Barros salió a buscarlo.

– La policía científica debe ponerse en contacto con las esposas y las familias de los hombres que estaban en la mezquita -comentó Elvira-. Tienen que empezar a tomar muestras de ADN lo antes posible. La mujer que los representa, Esperanza, dice que sólo hablará con usted.

Elvira le dio el número de su móvil. La reunión acabó. Los hombres se dispersaron. Elvira retuvo a Falcón.

– Van a mandarme más agentes de Madrid -le dijo-. No le estoy reprochando nada ni a usted ni a su brigada, pero los dos sabemos que hacen falta más hombres. Necesita usted más infantería, y todos los que vendrán son inspectores e inspectores jefes con experiencia.

– Cualquier cosa que ayude a aliviar la presión será bienvenida -dijo Falcón-. Siempre y cuando no compliquen las cosas.

– Están bajo mi jurisdicción. No tiene que tratar con ellos. Se asignarán allí donde hagan más falta.

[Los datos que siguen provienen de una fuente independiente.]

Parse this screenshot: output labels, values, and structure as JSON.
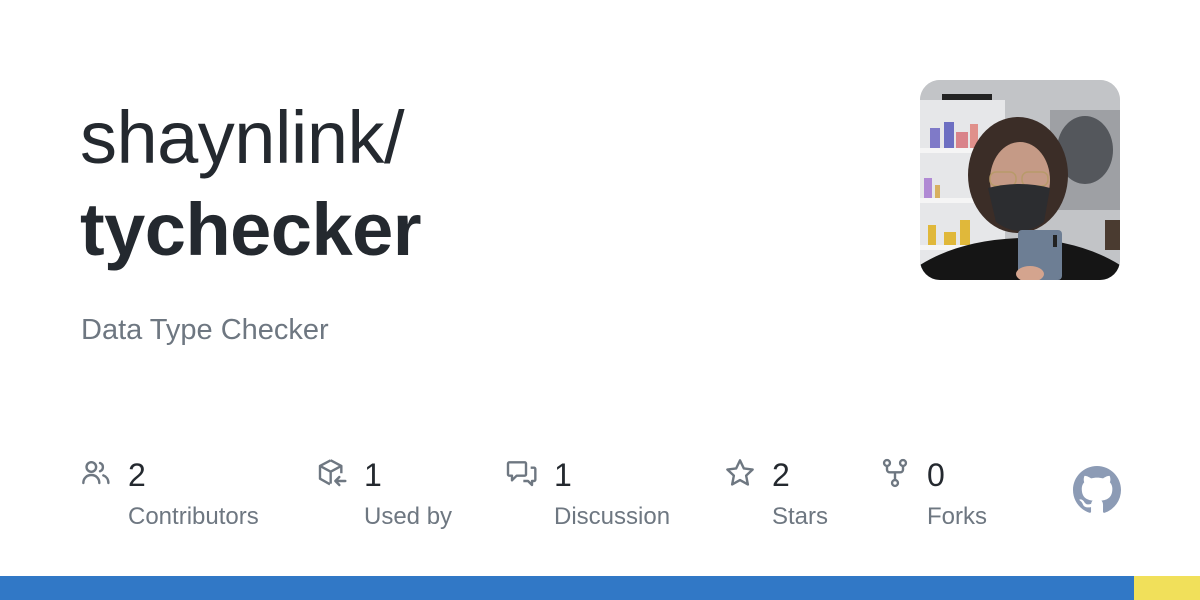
{
  "repo": {
    "owner": "shaynlink/",
    "name": "tychecker",
    "description": "Data Type Checker"
  },
  "stats": [
    {
      "icon": "people-icon",
      "value": "2",
      "label": "Contributors"
    },
    {
      "icon": "package-dependents-icon",
      "value": "1",
      "label": "Used by"
    },
    {
      "icon": "discussion-icon",
      "value": "1",
      "label": "Discussion"
    },
    {
      "icon": "star-icon",
      "value": "2",
      "label": "Stars"
    },
    {
      "icon": "fork-icon",
      "value": "0",
      "label": "Forks"
    }
  ],
  "languages": [
    {
      "color": "#3178c6",
      "percent": 94.5
    },
    {
      "color": "#f1e05a",
      "percent": 5.5
    }
  ],
  "colors": {
    "text_primary": "#24292f",
    "text_secondary": "#6e7781",
    "icon": "#6e7781",
    "github_logo": "#8c9bb5"
  }
}
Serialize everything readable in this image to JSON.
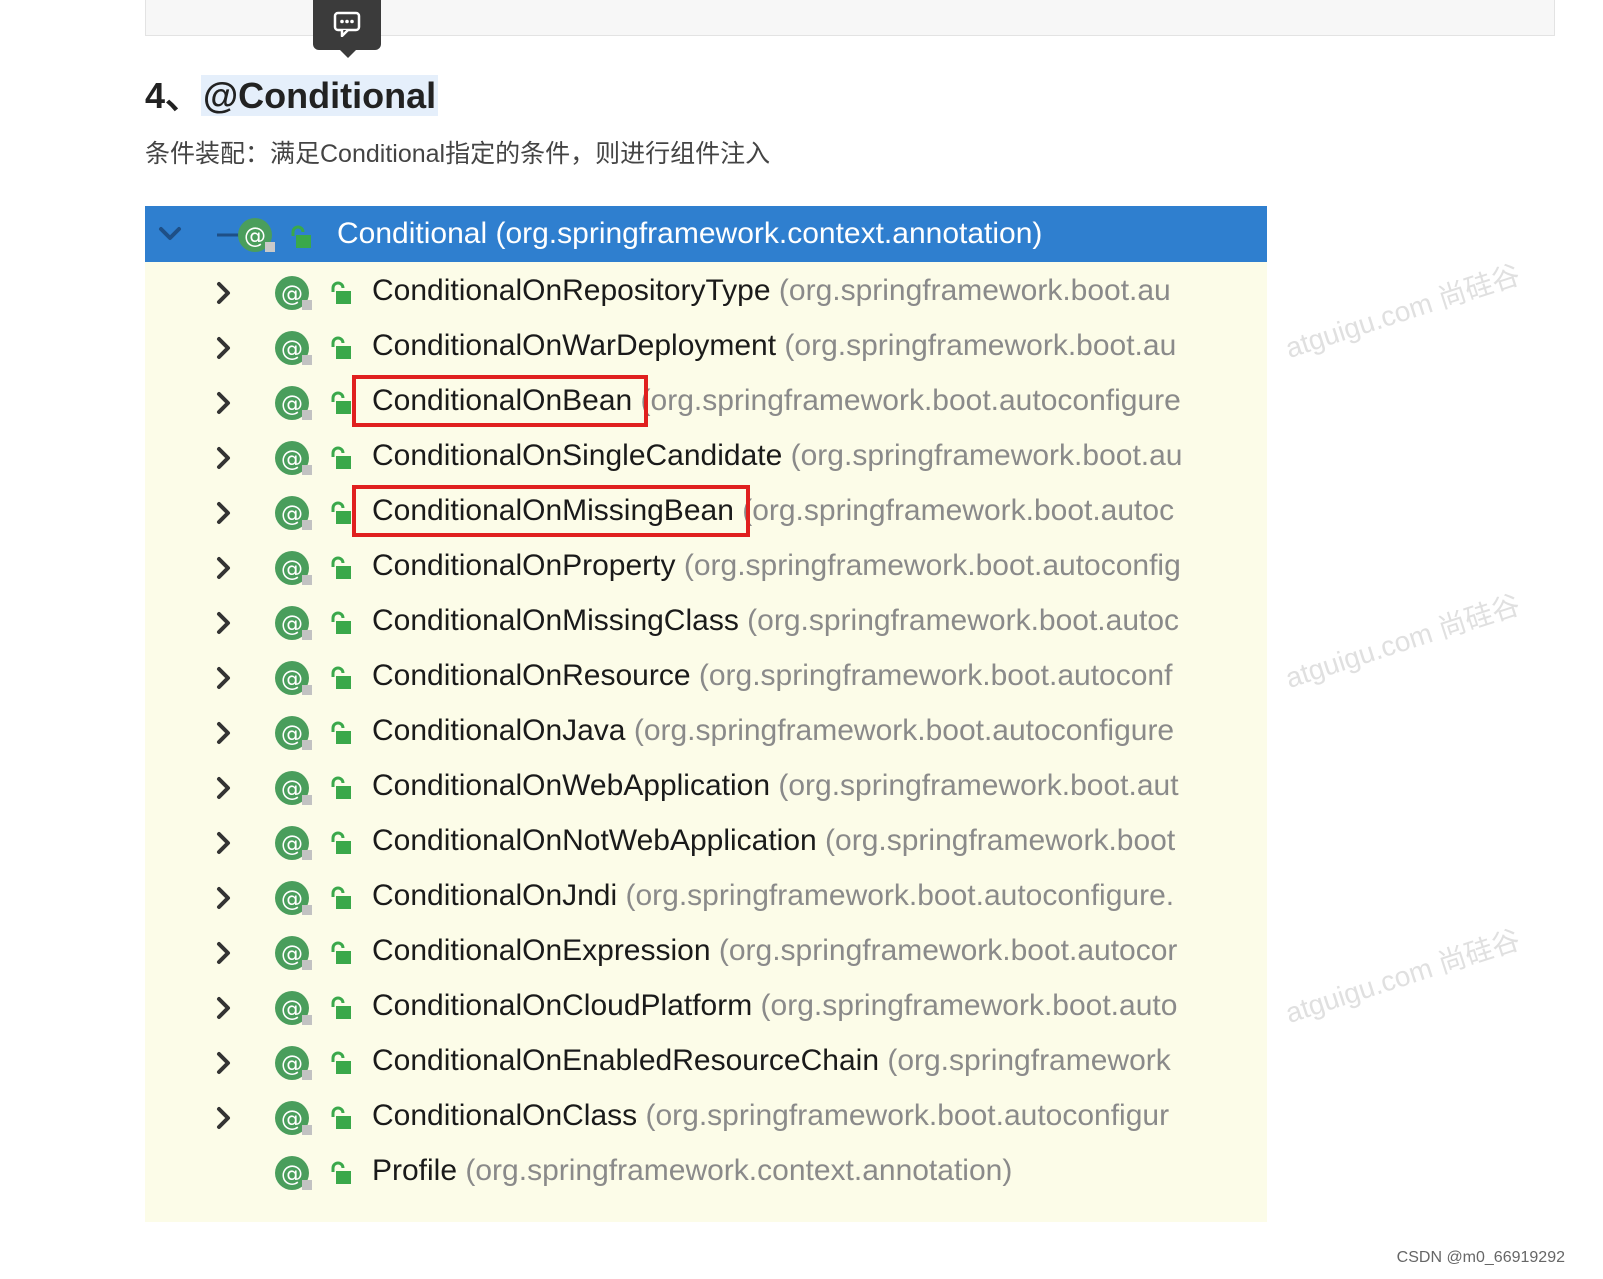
{
  "heading": {
    "number": "4、",
    "title": "@Conditional"
  },
  "subtitle": "条件装配：满足Conditional指定的条件，则进行组件注入",
  "tree": {
    "root": {
      "name": "Conditional",
      "package": "(org.springframework.context.annotation)"
    },
    "items": [
      {
        "name": "ConditionalOnRepositoryType",
        "package": "(org.springframework.boot.au",
        "expandable": true,
        "highlighted": false
      },
      {
        "name": "ConditionalOnWarDeployment",
        "package": "(org.springframework.boot.au",
        "expandable": true,
        "highlighted": false
      },
      {
        "name": "ConditionalOnBean",
        "package": "(org.springframework.boot.autoconfigure",
        "expandable": true,
        "highlighted": true
      },
      {
        "name": "ConditionalOnSingleCandidate",
        "package": "(org.springframework.boot.au",
        "expandable": true,
        "highlighted": false
      },
      {
        "name": "ConditionalOnMissingBean",
        "package": "(org.springframework.boot.autoc",
        "expandable": true,
        "highlighted": true
      },
      {
        "name": "ConditionalOnProperty",
        "package": "(org.springframework.boot.autoconfig",
        "expandable": true,
        "highlighted": false
      },
      {
        "name": "ConditionalOnMissingClass",
        "package": "(org.springframework.boot.autoc",
        "expandable": true,
        "highlighted": false
      },
      {
        "name": "ConditionalOnResource",
        "package": "(org.springframework.boot.autoconf",
        "expandable": true,
        "highlighted": false
      },
      {
        "name": "ConditionalOnJava",
        "package": "(org.springframework.boot.autoconfigure",
        "expandable": true,
        "highlighted": false
      },
      {
        "name": "ConditionalOnWebApplication",
        "package": "(org.springframework.boot.aut",
        "expandable": true,
        "highlighted": false
      },
      {
        "name": "ConditionalOnNotWebApplication",
        "package": "(org.springframework.boot",
        "expandable": true,
        "highlighted": false
      },
      {
        "name": "ConditionalOnJndi",
        "package": "(org.springframework.boot.autoconfigure.",
        "expandable": true,
        "highlighted": false
      },
      {
        "name": "ConditionalOnExpression",
        "package": "(org.springframework.boot.autocor",
        "expandable": true,
        "highlighted": false
      },
      {
        "name": "ConditionalOnCloudPlatform",
        "package": "(org.springframework.boot.auto",
        "expandable": true,
        "highlighted": false
      },
      {
        "name": "ConditionalOnEnabledResourceChain",
        "package": "(org.springframework",
        "expandable": true,
        "highlighted": false
      },
      {
        "name": "ConditionalOnClass",
        "package": "(org.springframework.boot.autoconfigur",
        "expandable": true,
        "highlighted": false
      },
      {
        "name": "Profile",
        "package": "(org.springframework.context.annotation)",
        "expandable": false,
        "highlighted": false
      }
    ]
  },
  "watermarks": {
    "diagonal": "atguigu.com 尚硅谷",
    "small": "atguigu.com 尚硅谷"
  },
  "footer": {
    "credit": "CSDN @m0_66919292"
  },
  "colors": {
    "header_bg": "#2f7fcf",
    "tree_bg": "#fcfce8",
    "annotation_icon": "#4a9e5c",
    "highlight_box": "#e0201f"
  },
  "icons": {
    "comment": "comment-icon",
    "expand": "chevron-right-icon",
    "collapse": "chevron-down-icon",
    "annotation": "annotation-at-icon",
    "access": "lock-icon"
  }
}
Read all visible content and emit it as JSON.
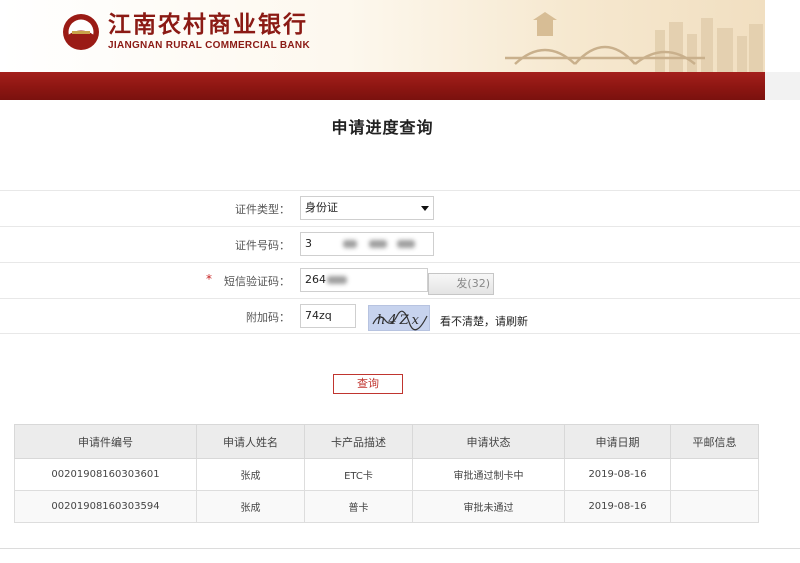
{
  "header": {
    "bank_name_cn": "江南农村商业银行",
    "bank_name_en": "JIANGNAN RURAL COMMERCIAL BANK"
  },
  "page": {
    "title": "申请进度查询"
  },
  "form": {
    "id_type": {
      "label": "证件类型：",
      "value": "身份证"
    },
    "id_number": {
      "label": "证件号码：",
      "value": "3"
    },
    "sms_code": {
      "label": "短信验证码：",
      "required_mark": "*",
      "value": "264",
      "resend_label": "发(32)"
    },
    "extra_code": {
      "label": "附加码：",
      "value": "74zq",
      "captcha_text": "h4Zx",
      "refresh_tip": "看不清楚，请刷新"
    }
  },
  "actions": {
    "query_label": "查询"
  },
  "results": {
    "headers": [
      "申请件编号",
      "申请人姓名",
      "卡产品描述",
      "申请状态",
      "申请日期",
      "平邮信息"
    ],
    "rows": [
      [
        "00201908160303601",
        "张成",
        "ETC卡",
        "审批通过制卡中",
        "2019-08-16",
        ""
      ],
      [
        "00201908160303594",
        "张成",
        "普卡",
        "审批未通过",
        "2019-08-16",
        ""
      ]
    ]
  },
  "colors": {
    "brand_red": "#8d1612",
    "accent_red": "#c0352f"
  }
}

– ¿La Guardia Civil ha conseguido más información de la ruta que siguieron Hammad y Saoudi desde Madrid a Sevilla?

– Eso lleva tiempo.

Barros se acercó a Falcón cuando este salió del aula.

– Mi agente se fue a almorzar y aún no ha vuelto -dijo-. Me llamarán en cuanto vuelva.

– Son más de las 4:30 -dijo Falcón, dándole el número de su móvil-. ¿No le parece un poco tarde?

Barros negó con la cabeza, se encogió de hombros. Las cosas no le iban bien.

– ¿Cómo se llama su agente?

– Ricardo Gamero -dijo Barros.

Falcón llamó a Esperanza y quedaron en verse en unos jardines cercanos. Falcón pidió que lo acompañara una agente. Cristina Ferrera lo esperaba delante de la guardería. Falcón la puso al corriente. Esperanza reconoció a Falcón cuando este salió del coche. Se saludaron y se metieron en el coche. Esperanza se sentó al lado de Falcón, y Ferrera se quedó detrás, mirando a Esperanza como si la reconociera.